22 Gennaio 2013 – il Vor 70 Maserati di Giovanni Soldini, con altri otto membri dell’equipaggio, doppia il temuto promontorio dell’America del sud, Capo Horn, controvento e le correnti dominanti alle 15:37.
L’equipaggio partito da New York il 31 dicembre impegnato nel tentativo di battere il record della storica Rotta dell’Oro, ha passato il leggendario Capo Horn dopo 21 giorni, 23 ore e 14 minuti di navigazione.

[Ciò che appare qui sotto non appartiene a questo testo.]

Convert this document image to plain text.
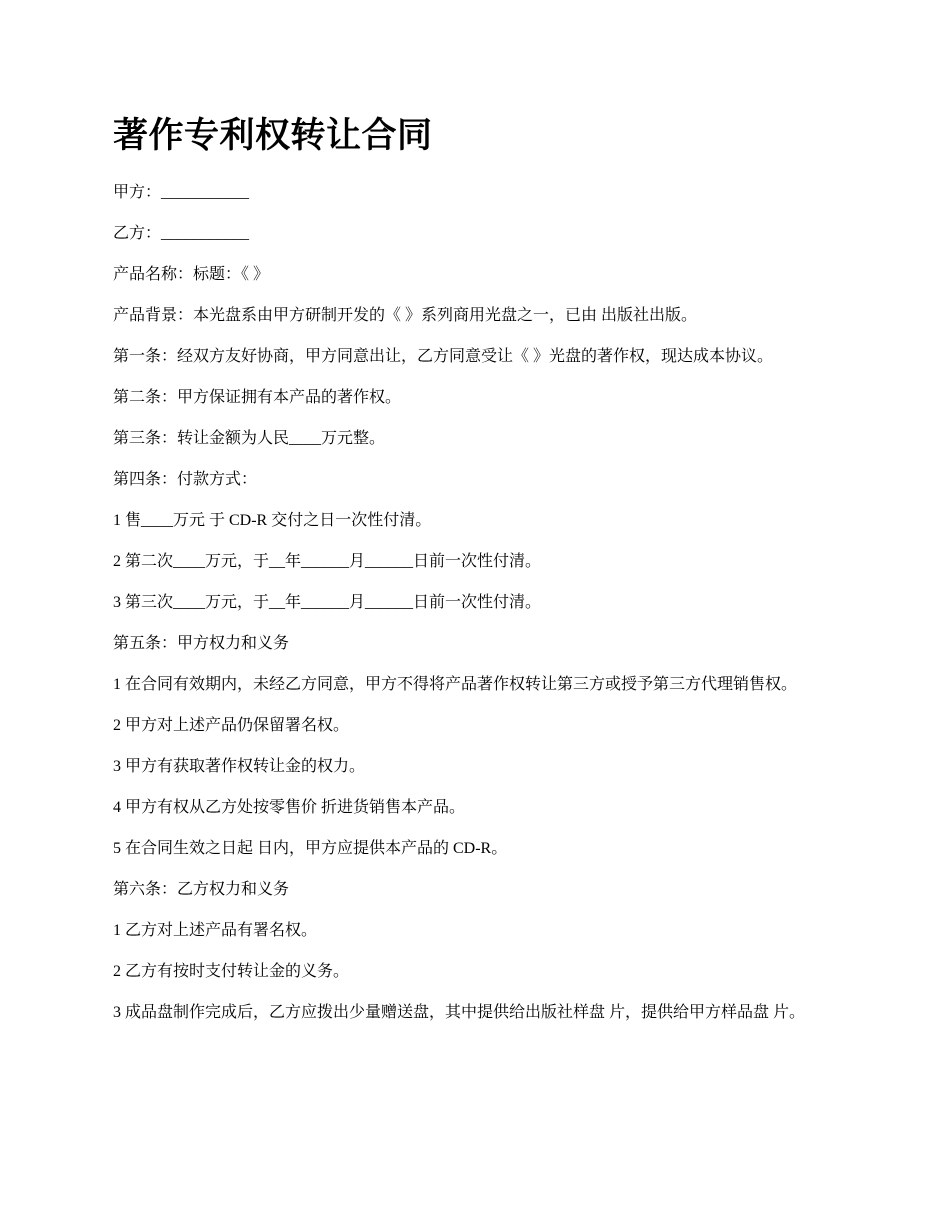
著作专利权转让合同

甲方：___________

乙方：___________

产品名称：标题：《 》

产品背景：本光盘系由甲方研制开发的《 》系列商用光盘之一，已由 出版社出版。

第一条：经双方友好协商，甲方同意出让，乙方同意受让《 》光盘的著作权，现达成本协议。

第二条：甲方保证拥有本产品的著作权。

第三条：转让金额为人民____万元整。

第四条：付款方式：

1 售____万元 于 CD-R 交付之日一次性付清。

2 第二次____万元，于__年______月______日前一次性付清。

3 第三次____万元，于__年______月______日前一次性付清。

第五条：甲方权力和义务

1 在合同有效期内，未经乙方同意，甲方不得将产品著作权转让第三方或授予第三方代理销售权。

2 甲方对上述产品仍保留署名权。

3 甲方有获取著作权转让金的权力。

4 甲方有权从乙方处按零售价 折进货销售本产品。

5 在合同生效之日起 日内，甲方应提供本产品的 CD-R。

第六条：乙方权力和义务

1 乙方对上述产品有署名权。

2 乙方有按时支付转让金的义务。

3 成品盘制作完成后，乙方应拨出少量赠送盘，其中提供给出版社样盘 片，提供给甲方样品盘 片。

Vele ridotte al minimo, mare impazzito, vento e onde contro, iceberg all’orizzonte. Capo Horn, “il Maligno”, non tradisce le aspettative e neanche Soldini, battendo il suo record personale e stabilendo un tempo da primato sulla tratta New York-San Francisco, se si pensa che il maxi-catamarano di 110 piedi Gitana 13, detentore del record assoluto, nel 2008 ha doppiato Capo Horn dopo 22 giorni, 7 ore e 25 minuti.
“Siamo felici”, le prime parole di Giovanni Soldini da bordo, raggiunto al telefono appena doppiato il Capo Horn. “Abbiamo fatto finora un tempo pazzesco. Fino a 10 miglia dal Capo siamo rimasti senza vento, poi un paio d’ore fa abbiamo fatto appena in tempo a togliere il J4 e a mettere il Code 0, a fare subito una mano e poi due, che sono arrivate raffiche di 20, 25 nodi. Ora navighiamo con raffiche di 35 nodi, come previsto. Ma il vento è ancora in aumento”.
Il record – Il record New York – San Francisco è monitorato dal World Sailing Speed Record Council (WSSRC), l’organismo internazionale che certifica i migliori tempi di percorrenza delle barche a vela sulle rotte storiche dei clipper. Due le categorie di barche: monoscafi e multiscafi. L’attuale record dei monoscafi è detenuto dal francese Yves Parlier che nel 1998 a bordo del 60 piedi Aquitaine Innovations ha impiegato 57 giorni, 3 ore, 2 minuti. Il record nella categoria dei multiscafi è stato stabilito nel 2008 da Lionel Lemonchois a bordo del maxi-catamarano di 110 piedi Gitana 13 (43 giorni, 3 minuti, 38 secondi, media di 13,5 nodi).
Il mito di CAPO HORN – Un tempo la chiamavano anche la rota de la muerte, era il tempo dei clipper. E’ in quegli anni che nasce il mito di capo Horn come cimitero dei marinai e chi invece sopravviveva all’impresa, ci teneva a farlo sapere, con un orecchino d’oro, più o meno, una medaglia che garantiva immediato rispetto in tutti i porti. Dunque prima del 1914, l’anno dell’inaugurazione del canale di Panama, doppiare il capo era l’unica via, un passaggio obbligato e un vero incubo, tenendo conto delle condizioni in cui si navigava all’epoca: carte nautiche approssimate, conoscenze idrogeologiche, oceanografiche e meteo limitate; il cielo quasi sempre coperto che impediva le osservazioni astronomiche e gli strumenti atti alla navigazione poco precisi.
Dall’apertura del canale di Panama oggi di Capo Horn sopravvive il mito, il ricordo degli equipaggi delle diecimila navi che secondo lo storico John Lyman lo avrebbero doppiato tra il 1850 e il 1920 e dei legni di quelle 800 che invece sono naufragate in quelle acque oggi custodi di quasi 10 mila anime.